Burić o kontrowersyjnej sytuacji: nie wiem czy był faul
Jasmin Burić po dłuższej przerwie powrócił do bramki Lecha Poznań. Choć Bośniak mógł być zadowolony z końcowego wyniku, to miał nieco zastrzeżeń do postawy zespołu w drugiej połowie.
Kolejorz pokonał Białą Gwiazdę 4:2, tracąc oba gole w drugich 45 minutach. - W pierwszej połowie mieliśmy prawie gotowy mecz czyli 3:0. W drugiej sami sobie zrobiliśmy problemy. Przy takim wyniku atakujemy, gdzie moim zdaniem lepiej było dłużej przetrzymywać piłkę i zmusić rywala do biegania za nią. Niepotrzebnie zrobiło się trochę gorąco, ale ostatecznie wygraliśmy i awansowaliśmy dalej - mówił Burić w rozmowie z Lech TV.
Jeszce przy stanie 0:0 Bośniak interweniował przed własnym polem karnym przy akcji Pawła Brożka. Sędzia Paweł Raczkowski puścił grę, choć powtórki pokazały, że pomiędzy zawodnikami doszło do kontaktu.
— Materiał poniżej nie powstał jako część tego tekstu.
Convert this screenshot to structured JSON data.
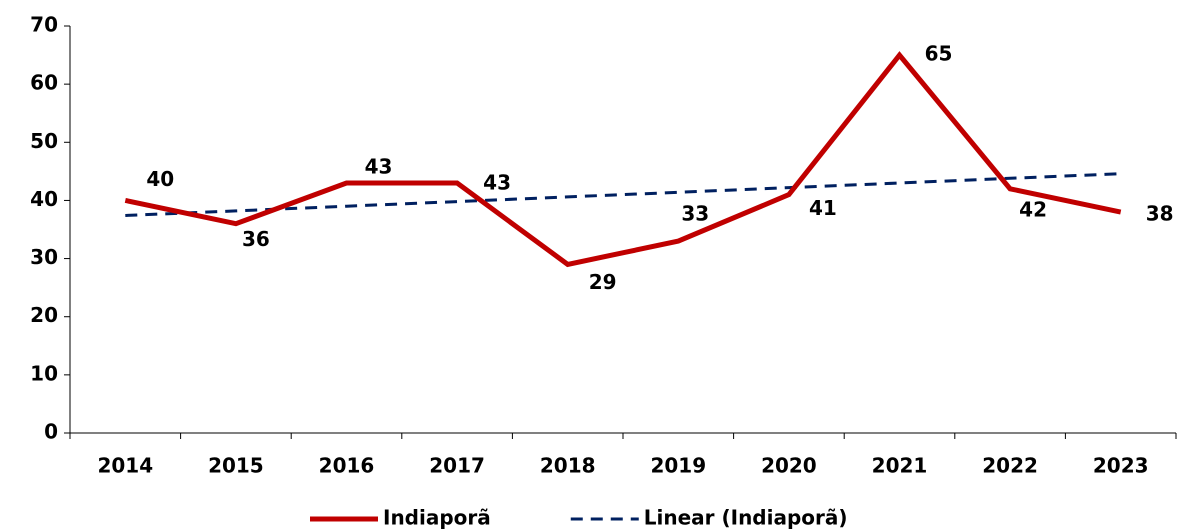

Spora część ekspertów oceniła tę sytuację jako faul lechity. Co na to sam zainteresowany? - Nie wiem czy był faul czy nie. Na pewno był kontakt. Ja też dostałem mocno w kostkę i nie wiem, czy będę mógł w piątek trenować, bo bardzo mnie boli. Myślę, że piłka była pomiędzy nami, mieliśmy po 50 proc. szans na jej przejęcie - ocenił piłkarz.